Kamco’s motion for summary judgment specifically argued that Mr. Lowe’s deposition testimony, based solely upon his memory, was insufficient to present a genuine issue of material fact as to the identification of Kamco’s products. Kamco further argued that Mr. Lowe’s failure to state a specific date for when he was exposed to asbestos was fatal to plaintiffs’ claims. The Rhode Island Court disagreed with Kamco’s arguments regarding Johns-Manville cement pipes. In that regard, the court cited to evidence, including Mr. Lowe’s deposition testimony, in which Mr. Lowe testified to working with three (3) specific brands of cement pipes that contained asbestos, including Johns-Manville’s cement pipes. Mr. Lowe further testified that he knew which brand of pipe he was working with because the brand name was stamped on the side of each pipe. Mr. Lowe also testified that he regularly worked with asbestos-containing cement pipes from “[a]bout 1965” until “about the late ’70s.” Lastly, Mr. Lowe identified three (3) companies which regularly supplied those pipes, including Colony Lumber being a supplier of Johns-Manville cement pipes.

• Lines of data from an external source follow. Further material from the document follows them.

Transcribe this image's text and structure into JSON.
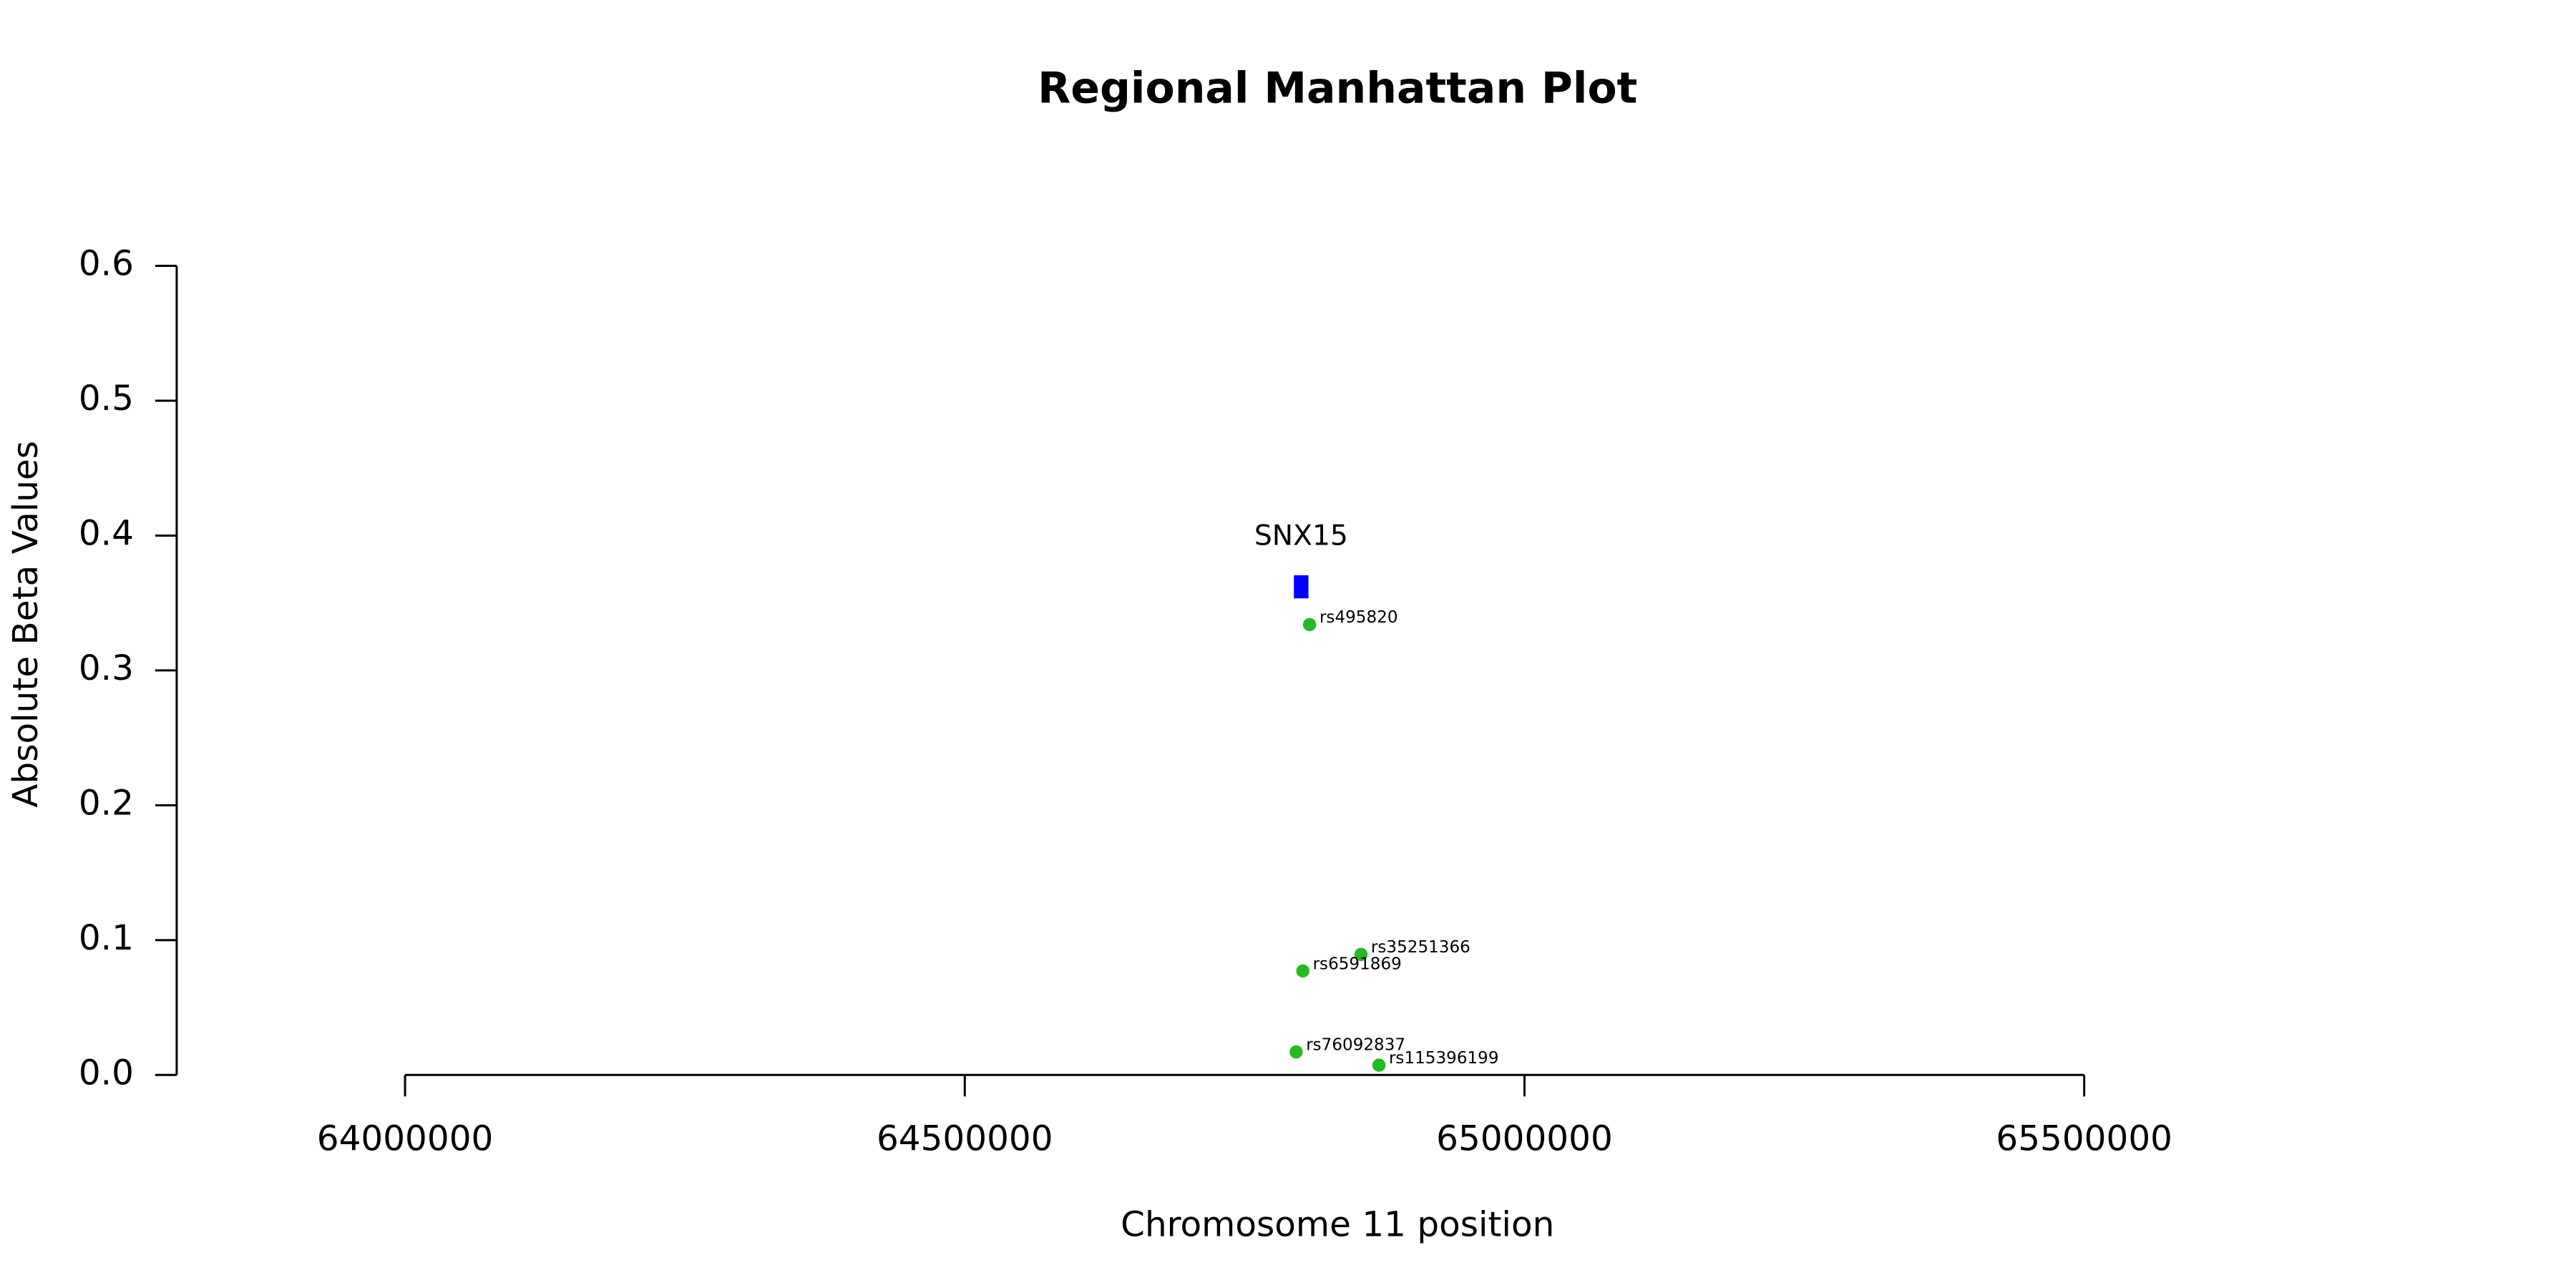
{
  "chart_data": {
    "type": "scatter",
    "title": "Regional Manhattan Plot",
    "x_label": "Chromosome 11 position",
    "y_label": "Absolute Beta Values",
    "xlim": [
      63796000,
      65870000
    ],
    "ylim": [
      0,
      0.6
    ],
    "xticks": [
      64000000,
      64500000,
      65000000,
      65500000
    ],
    "yticks": [
      {
        "value": 0,
        "label": "0.0"
      },
      0.1,
      0.2,
      0.3,
      0.4,
      0.5,
      0.6
    ],
    "series": [
      {
        "color": "#22bb22",
        "labels": [
          "rs495820",
          "rs35251366",
          "rs6591869",
          "rs76092837",
          "rs115396199"
        ],
        "x": [
          64808000,
          64854000,
          64802000,
          64796000,
          64870000
        ],
        "values": [
          0.334,
          0.0894,
          0.0771,
          0.0171,
          0.0073
        ]
      }
    ],
    "genes": [
      {
        "name": "SNX15",
        "start": 64794000,
        "end": 64807000,
        "y": 0.362,
        "color": "#0000ff"
      }
    ]
  }
}
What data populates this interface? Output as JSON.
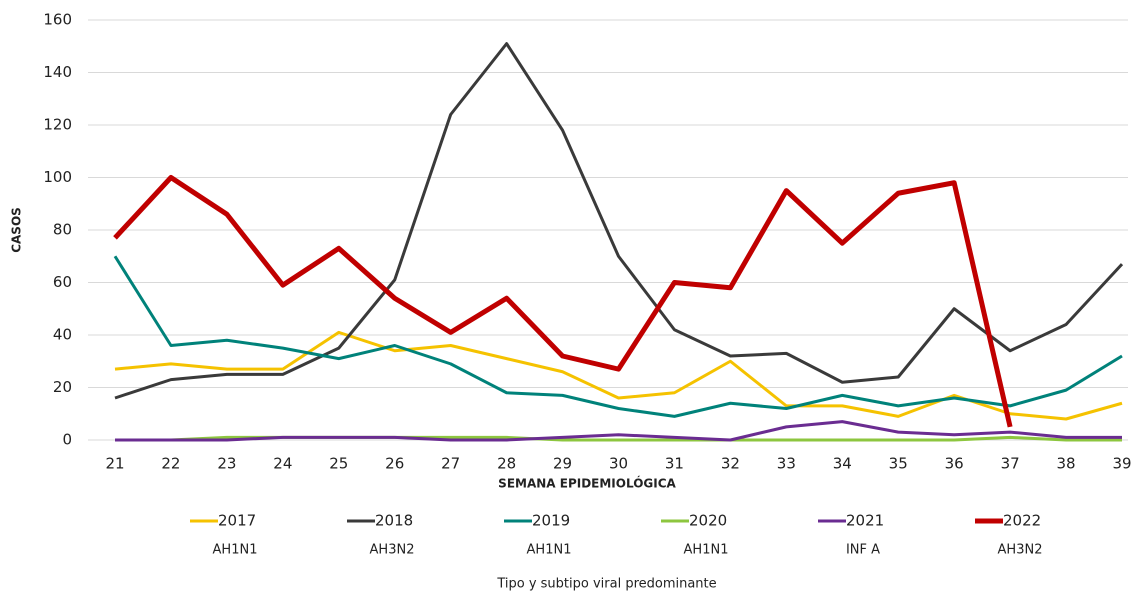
{
  "chart_data": {
    "type": "line",
    "y_label": "CASOS",
    "x_label": "SEMANA EPIDEMIOLÓGICA",
    "legend_title": "Tipo y subtipo viral predominante",
    "x": [
      21,
      22,
      23,
      24,
      25,
      26,
      27,
      28,
      29,
      30,
      31,
      32,
      33,
      34,
      35,
      36,
      37,
      38,
      39
    ],
    "xlim": [
      21,
      39
    ],
    "xticks": [
      21,
      22,
      23,
      24,
      25,
      26,
      27,
      28,
      29,
      30,
      31,
      32,
      33,
      34,
      35,
      36,
      37,
      38,
      39
    ],
    "ylim": [
      0,
      160
    ],
    "yticks": [
      0,
      20,
      40,
      60,
      80,
      100,
      120,
      140,
      160
    ],
    "grid": true,
    "legend": "bottom",
    "series": [
      {
        "name": "2017",
        "subtype": "AH1N1",
        "color": "#f5c200",
        "line_width": 3,
        "values": [
          27,
          29,
          27,
          27,
          41,
          34,
          36,
          31,
          26,
          16,
          18,
          30,
          13,
          13,
          9,
          17,
          10,
          8,
          14
        ]
      },
      {
        "name": "2018",
        "subtype": "AH3N2",
        "color": "#3a3a3a",
        "line_width": 3,
        "values": [
          16,
          23,
          25,
          25,
          35,
          61,
          124,
          151,
          118,
          70,
          42,
          32,
          33,
          22,
          24,
          50,
          34,
          44,
          67
        ]
      },
      {
        "name": "2019",
        "subtype": "AH1N1",
        "color": "#00827a",
        "line_width": 3,
        "values": [
          70,
          36,
          38,
          35,
          31,
          36,
          29,
          18,
          17,
          12,
          9,
          14,
          12,
          17,
          13,
          16,
          13,
          19,
          32
        ]
      },
      {
        "name": "2020",
        "subtype": "AH1N1",
        "color": "#8dc63f",
        "line_width": 3,
        "values": [
          0,
          0,
          1,
          1,
          1,
          1,
          1,
          1,
          0,
          0,
          0,
          0,
          0,
          0,
          0,
          0,
          1,
          0,
          0
        ]
      },
      {
        "name": "2021",
        "subtype": "INF A",
        "color": "#6a2c91",
        "line_width": 3,
        "values": [
          0,
          0,
          0,
          1,
          1,
          1,
          0,
          0,
          1,
          2,
          1,
          0,
          5,
          7,
          3,
          2,
          3,
          1,
          1
        ]
      },
      {
        "name": "2022",
        "subtype": "AH3N2",
        "color": "#c00000",
        "line_width": 5,
        "values": [
          77,
          100,
          86,
          59,
          73,
          54,
          41,
          54,
          32,
          27,
          60,
          58,
          95,
          75,
          94,
          98,
          5,
          null,
          null
        ]
      }
    ]
  }
}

In addition, plaintiffs provided receipts issued by Colony Lumber to Mr. Lowe between 1976 and 1982. Those receipts feature “J.M. SEWER PIPE,” marketing it as a product available for sale, along with general categories such as “TOOLS” and “HARDWARE. While those receipts do not reflect Mr. Lowe’s actual purchase(s) of the Johns-Manville pipes, they do serve as circumstantial evidence that Colony Lumber was selling them, and they are of particular importance considering that Colony Lumber’s records were destroyed in a fire in 1979 as highlighted above. 

For all the foregoing reasons, Kamco’s motion for summary judgment was granted in part and denied in part. The court ultimately held that plaintiffs have failed to show there is a genuine issue of material fact that Kamco sold the CertainTeed cement pipes that Mr. Lowe is alleged to have had asbestos exposure. However, the court also held that plaintiffs have shown that there is evidence in the record for a trier of fact to conclude Kamco supplied the Johns-Manville cement pipes.